I share my Daddy’s struggles and my own from a lifetime as a “church kid.” We could replace the title of “church kid” with coach’s kid, or teacher’s kid, or the boss’s kid. We could include the fireman, the police officer, the doctor, the nurse and their families. Experiences I share are common to anyone who has been in leadership and is also common to their children. “To whom much is given, much is required,” it seems. Don’t get me wrong. All those years of service were a joy for me. They were both my saving grace and my curse I suppose, though, because I bought into the fallacy that my worth was based on what I could do rather than who I was, apart from those things. The look in my Daddy’s eyes – a look I’ve seen for awhile now since his stroke a year ago, and since his body has become weaker, has been a wake-up call for me. We must not be so busy with life that we forget to live. I don’t want to leave folks behind pursuing my own quests. I am encouraging those of you who read this today not to do that also.

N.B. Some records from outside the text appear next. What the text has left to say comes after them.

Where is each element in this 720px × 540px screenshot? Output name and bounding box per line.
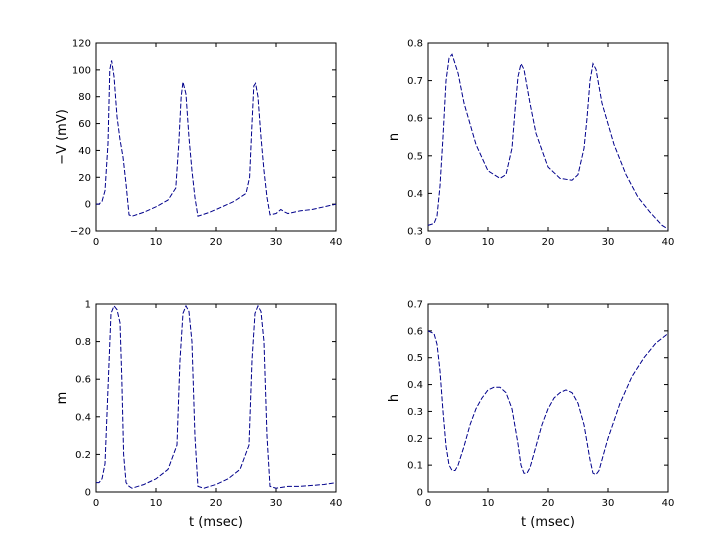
x-tick-label: 30 — [602, 237, 615, 248]
x-tick-label: 40 — [330, 498, 343, 509]
y-tick-label: 0.4 — [407, 380, 423, 391]
y-tick-label: 0.1 — [407, 461, 423, 472]
y-tick-label: 80 — [78, 92, 91, 103]
series-line-voltage — [96, 60, 337, 217]
y-axis-title: m — [55, 392, 70, 405]
y-tick-label: 0.2 — [75, 450, 91, 461]
x-tick-label: 40 — [330, 237, 343, 248]
y-tick-label: 0.5 — [407, 353, 423, 364]
y-tick-label: 120 — [72, 39, 91, 50]
y-tick-label: 20 — [78, 173, 91, 184]
x-tick-label: 10 — [150, 237, 163, 248]
x-tick-label: 0 — [425, 498, 431, 509]
y-tick-label: 0.7 — [407, 300, 423, 311]
y-tick-label: 0.8 — [75, 337, 91, 348]
y-tick-label: 60 — [78, 119, 91, 130]
y-tick-label: 0.3 — [407, 227, 423, 238]
y-tick-label: 0.8 — [407, 39, 423, 50]
y-tick-label: 0.4 — [75, 412, 91, 423]
x-tick-label: 30 — [602, 498, 615, 509]
y-tick-label: 0 — [417, 488, 423, 499]
x-tick-label: 40 — [662, 237, 675, 248]
panel-n-gate: 0 10 20 30 40 0.3 0.4 0.5 0.6 0.7 0.8 n — [387, 39, 674, 249]
y-tick-label: 100 — [72, 65, 91, 76]
x-tick-label: 0 — [93, 237, 99, 248]
series-line-m-gate — [96, 304, 337, 489]
y-tick-label: 0 — [85, 200, 91, 211]
y-tick-label: 0.6 — [407, 326, 423, 337]
x-tick-label: 30 — [270, 237, 283, 248]
y-tick-label: 0 — [85, 488, 91, 499]
y-tick-label: 0.2 — [407, 434, 423, 445]
x-tick-label: 10 — [482, 498, 495, 509]
x-tick-label: 10 — [482, 237, 495, 248]
y-tick-label: 0.3 — [407, 407, 423, 418]
y-tick-label: 0.5 — [407, 151, 423, 162]
y-axis-title: h — [387, 394, 402, 402]
x-tick-label: 20 — [210, 237, 223, 248]
x-tick-label: 20 — [542, 237, 555, 248]
series-line-n-gate — [427, 53, 669, 230]
x-tick-label: 20 — [542, 498, 555, 509]
y-tick-label: 40 — [78, 146, 91, 157]
panel-h-gate: 0 10 20 30 40 0 0.1 0.2 0.3 0.4 0.5 0.6 0.7 h t (msec) — [387, 300, 674, 531]
x-tick-label: 20 — [210, 498, 223, 509]
x-tick-label: 0 — [425, 237, 431, 248]
series-line-h-gate — [427, 330, 669, 476]
x-axis-title: t (msec) — [189, 515, 243, 530]
y-axis-title: n — [387, 133, 402, 141]
y-tick-label: 1 — [85, 300, 91, 311]
x-tick-label: 40 — [662, 498, 675, 509]
y-tick-label: 0.6 — [75, 375, 91, 386]
y-axis-title: −V (mV) — [55, 109, 70, 165]
x-tick-label: 0 — [93, 498, 99, 509]
panel-m-gate: 0 10 20 30 40 0 0.2 0.4 0.6 0.8 1 m t (msec) — [55, 300, 342, 531]
y-tick-label: −20 — [70, 227, 91, 238]
y-tick-label: 0.7 — [407, 76, 423, 87]
x-tick-label: 30 — [270, 498, 283, 509]
x-axis-title: t (msec) — [521, 515, 575, 530]
x-tick-label: 10 — [150, 498, 163, 509]
y-tick-label: 0.4 — [407, 189, 423, 200]
y-tick-label: 0.6 — [407, 114, 423, 125]
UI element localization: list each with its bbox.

Church leaders, please don’t pursue programs and prominence at the expense of people. Not everyone can do what you do. People are fighting battles that no one knows about sometimes. Like I said earlier, we must focus on “Jerusalem” before we’ll ever be able to help Judea and Samaria. Teachers, coaches, bosses, and yes even family members… when those in your circle slow down or must sit down while you are still moving at warp speed in your goals, don’t forget who was there for you early on. If they are no longer at your dinner table, on your pew, a part of your team, or in your board room, don’t let them become an “out of sight, out of mind” casualty. People who have laid the foundation need others to hold them up at some point in life. You’d be surprised how much a phone call, a text, or an hour visit means to those who are home bound, incapacitated, or overwhelmed with family responsibilities. Knowing that others are interested in how you are, how you’re feeling, if you need anything, or simply knowing that they enjoy catching up with you, can mean the difference between pushing through or giving up. You never know what your simple act of kindness can do for someone!

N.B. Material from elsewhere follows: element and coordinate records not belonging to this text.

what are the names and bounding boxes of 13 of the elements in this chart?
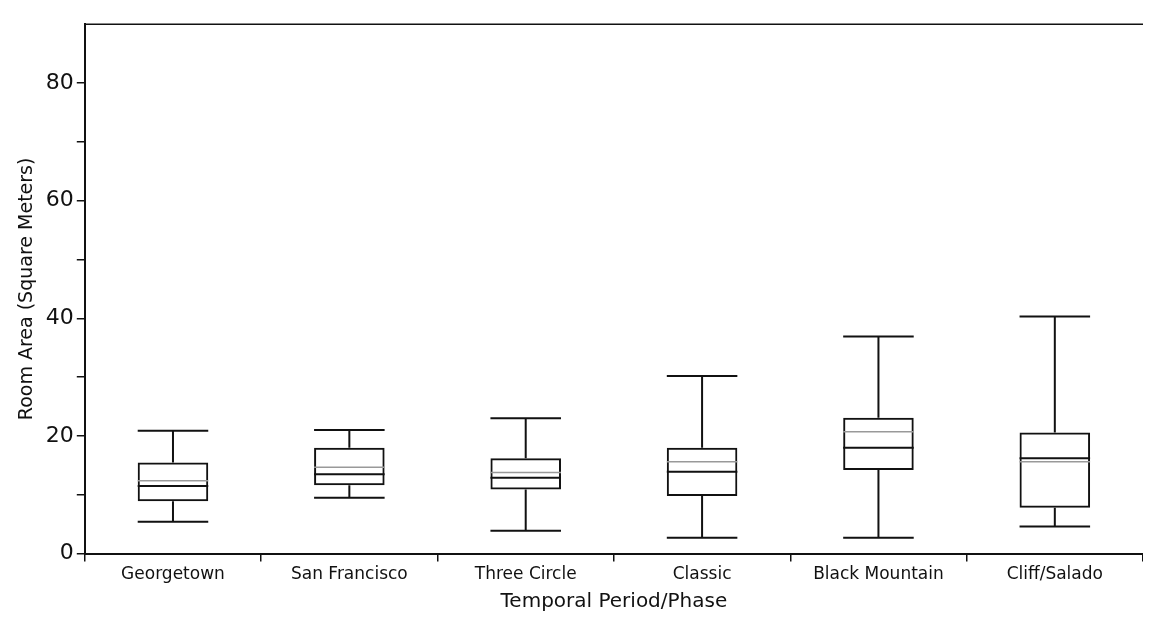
- y-tick-label: 0: [59, 539, 74, 565]
- y-tick-label: 20: [45, 421, 74, 447]
- x-axis-title: Temporal Period/Phase: [499, 588, 728, 613]
- x-tick-label: Classic: [672, 563, 732, 584]
- x-tick-label: Georgetown: [121, 563, 225, 584]
- x-tick-label: Cliff/Salado: [1006, 563, 1103, 584]
- y-tick-label: 80: [45, 68, 74, 94]
- y-axis-title: Room Area (Square Meters): [14, 157, 37, 421]
- x-tick-label: Black Mountain: [813, 563, 944, 584]
- y-tick-label: 60: [45, 186, 74, 212]
- x-tick-label: Three Circle: [473, 563, 577, 584]
- y-tick-label: 40: [45, 304, 74, 330]
- x-tick-label: San Francisco: [290, 563, 408, 584]
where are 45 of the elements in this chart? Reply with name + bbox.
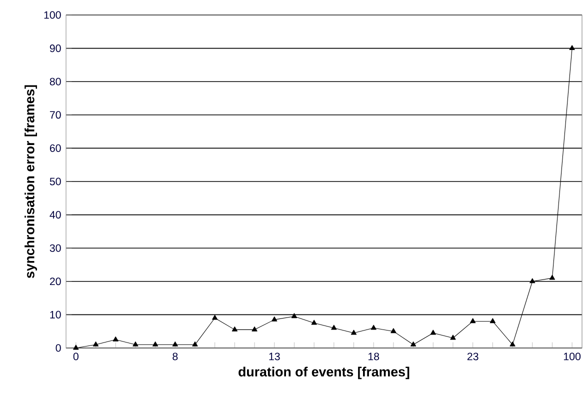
point [291,313,298,318]
point [172,341,178,346]
x-tick-label: 100 [564,352,581,360]
y-tick-label: 10 [50,310,61,318]
x-tick-label: 18 [368,352,380,360]
point [192,341,198,346]
y-tick-label: 40 [50,211,61,219]
y-tick-label: 30 [50,244,61,252]
point [569,45,575,50]
point [390,328,396,334]
point [450,334,456,340]
point [272,316,278,322]
y-tick-label: 60 [50,144,61,152]
y-tick-label: 0 [56,344,61,352]
point [112,336,118,342]
y-axis-title: synchronisation error [frames] [24,85,38,278]
point [470,318,476,324]
point [410,341,416,346]
point [311,320,317,325]
point [92,341,99,346]
y-tick-label: 100 [44,11,61,19]
point [510,341,516,346]
point [232,326,238,332]
point [350,330,357,335]
point [331,324,337,330]
y-tick-label: 20 [50,278,61,286]
point [132,341,138,346]
y-tick-label: 90 [50,44,61,52]
y-tick-label: 50 [50,178,61,186]
y-tick-label: 80 [50,78,61,86]
point [152,341,158,346]
point [549,274,556,280]
x-tick-label: 23 [467,352,478,360]
point [252,326,258,332]
x-axis-title: duration of events [frames] [238,366,410,380]
point [490,318,496,324]
x-tick-label: 0 [73,352,78,360]
point [212,314,218,320]
point [430,330,436,335]
y-tick-label: 70 [50,111,61,119]
x-tick-label: 8 [172,352,178,360]
x-tick-label: 13 [269,352,280,360]
point [370,324,376,330]
point [73,344,79,350]
point [530,278,536,284]
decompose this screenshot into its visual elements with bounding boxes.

As I was writing this today, I thought about that song “The Cat’s In The Cradle.” It was composed from the perspective of a son and dad but could be applicable in most any relationship. We reach out for interaction, for care, for relationship with one another, but “life” gets in the way; we put things off, and time goes by. Time, unfortunately, is not something you can ever get back. Is that office meeting more important than your child’s ballgame? Is that family vacation more important than a visit with your elderly parents, or sick friend or family member? Is that weekend hanging out with your friends more important than a home-cooked meal with someone you love? Is one more church function on the calendar worth stretching you to the limit in your health or worth neglecting personal time with your kids or your companion? We are all guilty of letting life and what truly matters slip by.

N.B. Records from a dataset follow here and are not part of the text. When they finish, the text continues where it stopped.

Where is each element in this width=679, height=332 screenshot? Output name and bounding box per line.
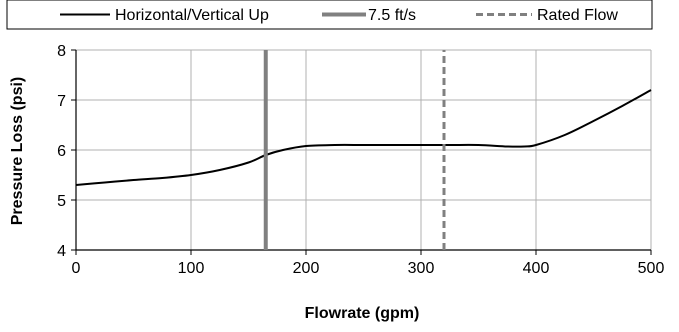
y-tick-label-4: 8: [57, 43, 66, 60]
x-axis-title: Flowrate (gpm): [305, 305, 420, 322]
y-tick-label-1: 5: [57, 193, 66, 210]
data-series: [75, 50, 652, 250]
x-tick-label-3: 300: [408, 260, 435, 277]
x-tick-label-5: 500: [638, 260, 665, 277]
grid-lines: [76, 49, 652, 250]
y-tick-label-2: 6: [57, 143, 66, 160]
y-axis-title: Pressure Loss (psi): [9, 77, 26, 226]
legend-label-series-2: Rated Flow: [537, 7, 618, 24]
legend-label-series-0: Horizontal/Vertical Up: [115, 7, 269, 24]
legend: Horizontal/Vertical Up 7.5 ft/s Rated Fl…: [6, 0, 653, 30]
axes: [71, 49, 652, 255]
y-tick-label-3: 7: [57, 93, 66, 110]
tick-labels: 0 100 200 300 400 500 4 5 6 7 8: [57, 43, 664, 277]
x-tick-label-2: 200: [293, 260, 320, 277]
x-tick-label-1: 100: [178, 260, 205, 277]
legend-label-series-1: 7.5 ft/s: [368, 7, 416, 24]
y-tick-label-0: 4: [57, 243, 66, 260]
x-tick-label-4: 400: [523, 260, 550, 277]
x-tick-label-0: 0: [72, 260, 81, 277]
series-line-0: [75, 89, 652, 186]
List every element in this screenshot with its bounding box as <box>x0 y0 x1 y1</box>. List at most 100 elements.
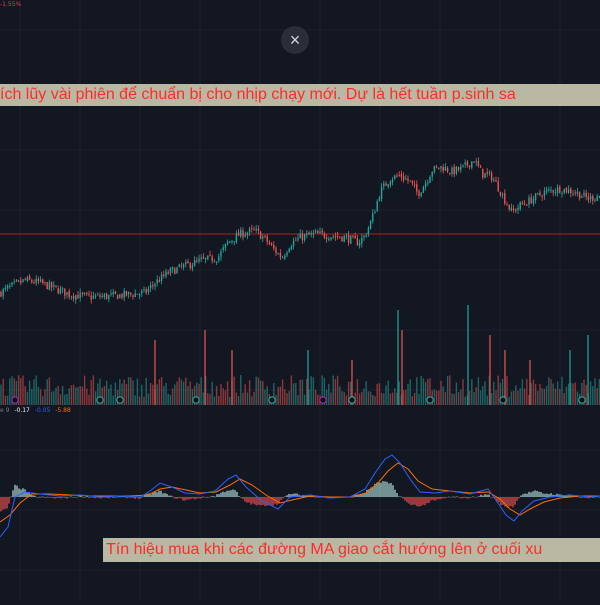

I suppose now that I am on the back third of my life, I realize much more about priorities and people. I look at my sweet Daddy and how hard he worked his whole life. I want him to know it was not unnoticed. I want him to know how much it is appreciated, but even more I want him to know how much HE is appreciated, valued, and loved. Life is all about balance. Significance is not in what we do, or what we have, or the titles we hold. I’ve learned some hard lessons and some valuable lessons as both the “church kid,” and the church and business leader. We make life much more complicated than it should be. Jesus told us how to live. It is all summed up in these two commandments… “Love God with all your heart soul and mind” and “Love your neighbor as yourself.” What more is there? Do this and everything else falls in place.